Sir, - The call by Conor Faughnan of the Automobile Association for the lifting of the West Link toll facility's barriers at peak times represents a belated recognition of an unpalatable fact.
The West Link toll facility has, since its opening, stood as a monument to poor infrastructural planning and maladministration in Ireland. It is only now, at a very late stage, that observers are beginning to realise just how anti-social the continued operation of this poorly conceived structure really is.
The principle of tolling this particular stretch of publicly-funded motorway at this site has always represented the worst possible example of public private partnership in action.
The operating company, NTR, has made as much profit from those who have already funded, through direct and indirect taxation, the entire M50 project as can be tolerated. It is time for the State to resume public operation of this facility and to suspend any further private involvement in the second West Link facility presently under construction.

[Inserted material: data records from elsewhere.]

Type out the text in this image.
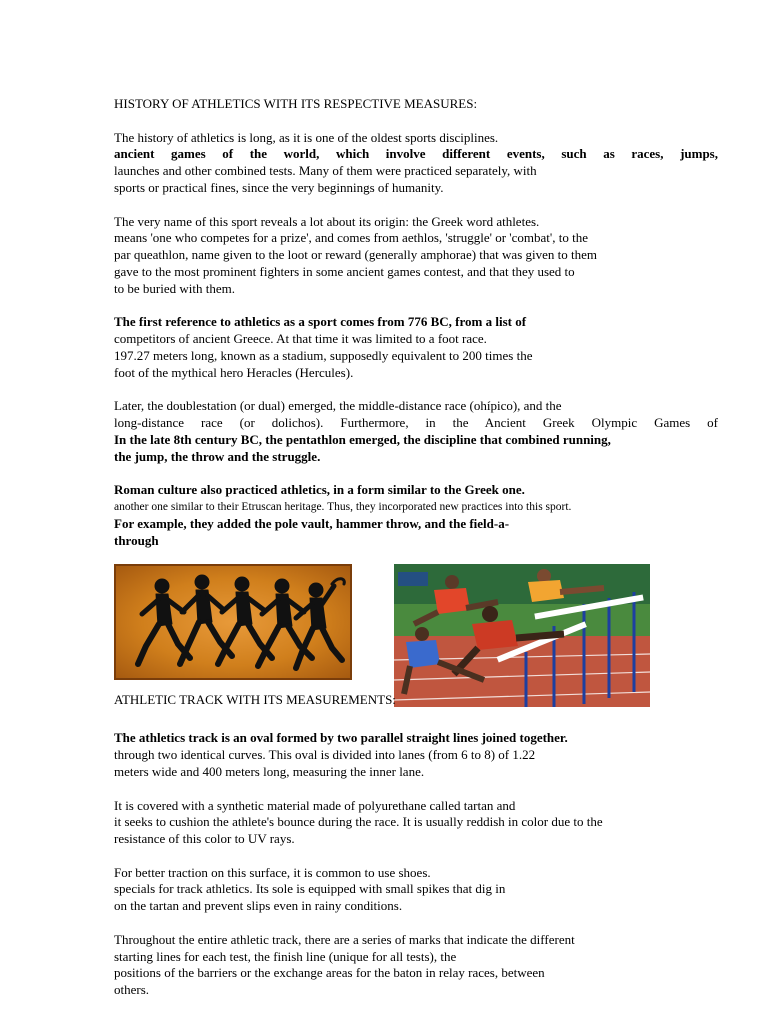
HISTORY OF ATHLETICS WITH ITS RESPECTIVE MEASURES:
The history of athletics is long, as it is one of the oldest sports disciplines.
ancient games of the world, which involve different events, such as races, jumps,
launches and other combined tests. Many of them were practiced separately, with
sports or practical fines, since the very beginnings of humanity.
The very name of this sport reveals a lot about its origin: the Greek word athletes.
means 'one who competes for a prize', and comes from aethlos, 'struggle' or 'combat', to the
par queathlon, name given to the loot or reward (generally amphorae) that was given to them
gave to the most prominent fighters in some ancient games contest, and that they used to
to be buried with them.
The first reference to athletics as a sport comes from 776 BC, from a list of
competitors of ancient Greece. At that time it was limited to a foot race.
197.27 meters long, known as a stadium, supposedly equivalent to 200 times the
foot of the mythical hero Heracles (Hercules).
Later, the doublestation (or dual) emerged, the middle-distance race (ohípico), and the
long-distance race (or dolichos). Furthermore, in the Ancient Greek Olympic Games of
In the late 8th century BC, the pentathlon emerged, the discipline that combined running,
the jump, the throw and the struggle.
Roman culture also practiced athletics, in a form similar to the Greek one.
another one similar to their Etruscan heritage. Thus, they incorporated new practices into this sport.
For example, they added the pole vault, hammer throw, and the field-a-
through
ATHLETIC TRACK WITH ITS MEASUREMENTS:
The athletics track is an oval formed by two parallel straight lines joined together.
through two identical curves. This oval is divided into lanes (from 6 to 8) of 1.22
meters wide and 400 meters long, measuring the inner lane.
It is covered with a synthetic material made of polyurethane called tartan and
it seeks to cushion the athlete's bounce during the race. It is usually reddish in color due to the
resistance of this color to UV rays.
For better traction on this surface, it is common to use shoes.
specials for track athletics. Its sole is equipped with small spikes that dig in
on the tartan and prevent slips even in rainy conditions.
Throughout the entire athletic track, there are a series of marks that indicate the different
starting lines for each test, the finish line (unique for all tests), the
positions of the barriers or the exchange areas for the baton in relay races, between
others.
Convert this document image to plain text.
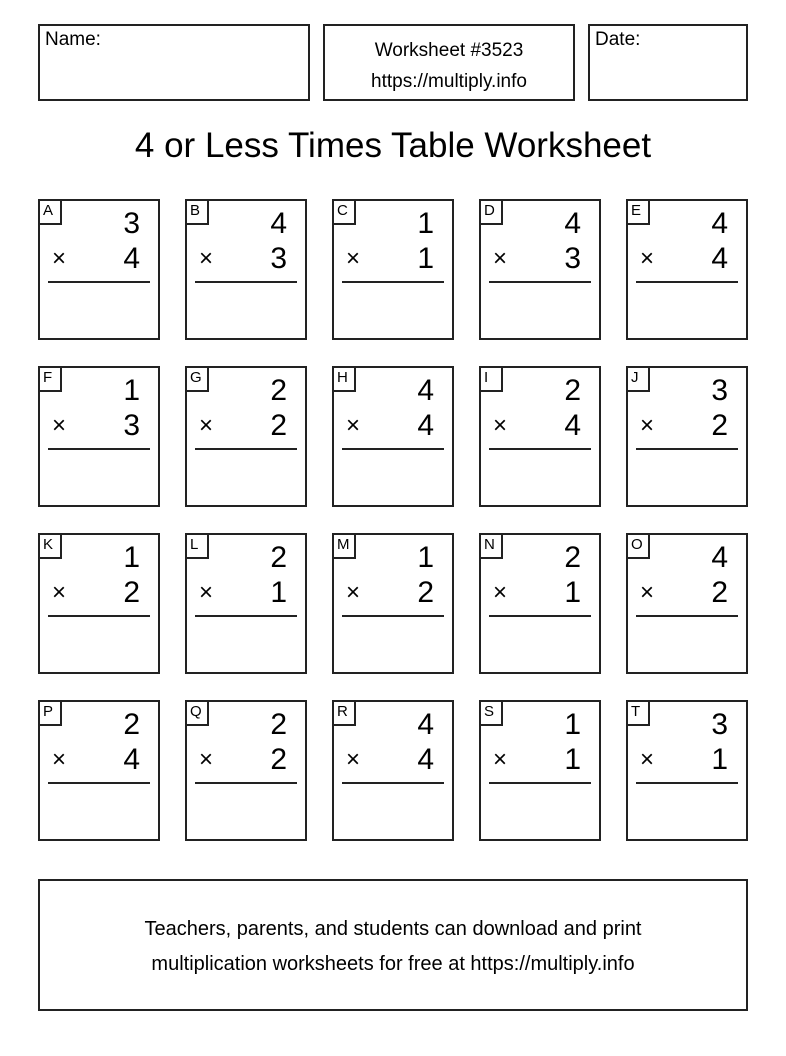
Name:
Worksheet #3523
https://multiply.info
Date:
4 or Less Times Table Worksheet
A 3
× 4
B 4
× 3
C 1
× 1
D 4
× 3
E 4
× 4
F	1
× 3
G 2
× 2
H 4
× 4
I	2
× 4
J	3
× 2
K 1
× 2
L	2
× 1
M 1
× 2
N 2
× 1
O 4
× 2
P 2
× 4
Q 2
× 2
R 4
× 4
S 1
× 1
T	3
× 1
Teachers, parents, and students can download and print
multiplication worksheets for free at https://multiply.info
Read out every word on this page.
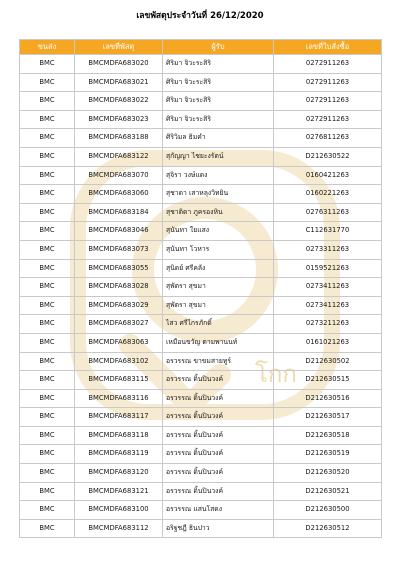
โกก
เลขพัสดุประจำวันที่ 26/12/2020
ขนส่ง	เลขที่พัสดุ	ผู้รับ	เลขที่ใบสั่งซื้อ
BMC	BMCMDFA683020	ศิริมา จิวะระสิริ	0272911263
BMC	BMCMDFA683021	ศิริมา จิวะระสิริ	0272911263
BMC	BMCMDFA683022	ศิริมา จิวะระสิริ	0272911263
BMC	BMCMDFA683023	ศิริมา จิวะระสิริ	0272911263
BMC	BMCMDFA683188	ศิริวิมล ธิมคำ	0276811263
BMC	BMCMDFA683122	สุกัญญา ไชยะงรัตน์	D212630522
BMC	BMCMDFA683070	สุจิรา วงษ์แดง	0160421263
BMC	BMCMDFA683060	สุชาดา เสาหลุงวิทยิน	0160221263
BMC	BMCMDFA683184	สุชาติดา ภูครองหิน	0276311263
BMC	BMCMDFA683046	สุนันทา ใยแสง	C112631770
BMC	BMCMDFA683073	สุนันทา โวหาร	0273311263
BMC	BMCMDFA683055	สุนิดย์ ศรีคลัง	0159521263
BMC	BMCMDFA683028	สุพัตรา สุขมา	0273411263
BMC	BMCMDFA683029	สุพัตรา สุขมา	0273411263
BMC	BMCMDFA683027	ไสว ศรีไกรภักดิ์	0273211263
BMC	BMCMDFA683063	เหมือนขวัญ ตามพานนท์	0161021263
BMC	BMCMDFA683102	อรวรรณ ขาขมสายทูร์	D212630502
BMC	BMCMDFA683115	อรวรรณ ดิ้นปินวงค์	D212630515
BMC	BMCMDFA683116	อรวรรณ ดิ้นปินวงค์	D212630516
BMC	BMCMDFA683117	อรวรรณ ดิ้นปินวงค์	D212630517
BMC	BMCMDFA683118	อรวรรณ ดิ้นปินวงค์	D212630518
BMC	BMCMDFA683119	อรวรรณ ดิ้นปินวงค์	D212630519
BMC	BMCMDFA683120	อรวรรณ ดิ้นปินวงค์	D212630520
BMC	BMCMDFA683121	อรวรรณ ดิ้นปินวงค์	D212630521
BMC	BMCMDFA683100	อรวรรณ แสนโสดง	D212630500
BMC	BMCMDFA683112	อริฐชฎี ธินปาว	D212630512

The traffic situation which now pertains at West Link is at emergency levels, especially once the added flows from the Port Access Tunnel diversions are factored in.
It is indefensible that any private corporate entity should be allowed to make extra revenues for its shareholders simply because it has a stranglehold on a purposely-built motorway bottleneck.
There are worrying questions surrounding the entire methodology which saw the West Link facility constructed in the first place and a prudent administrator should be casting a very withering gaze indeed at the mechanisms which have been put in place to allow a carbon copy to be constructed alongside it.
Sadly those such as myself who work in public transport are having it confirmed on a daily basis that there is no overall plan or indeed administration who will even attempt to put things to rights. The sole criteria is profit above all, and we are witnessing the end results of decades of this dominating principle. - Yours, etc.,
Billy Fleming', Tallaght, Dublin 24.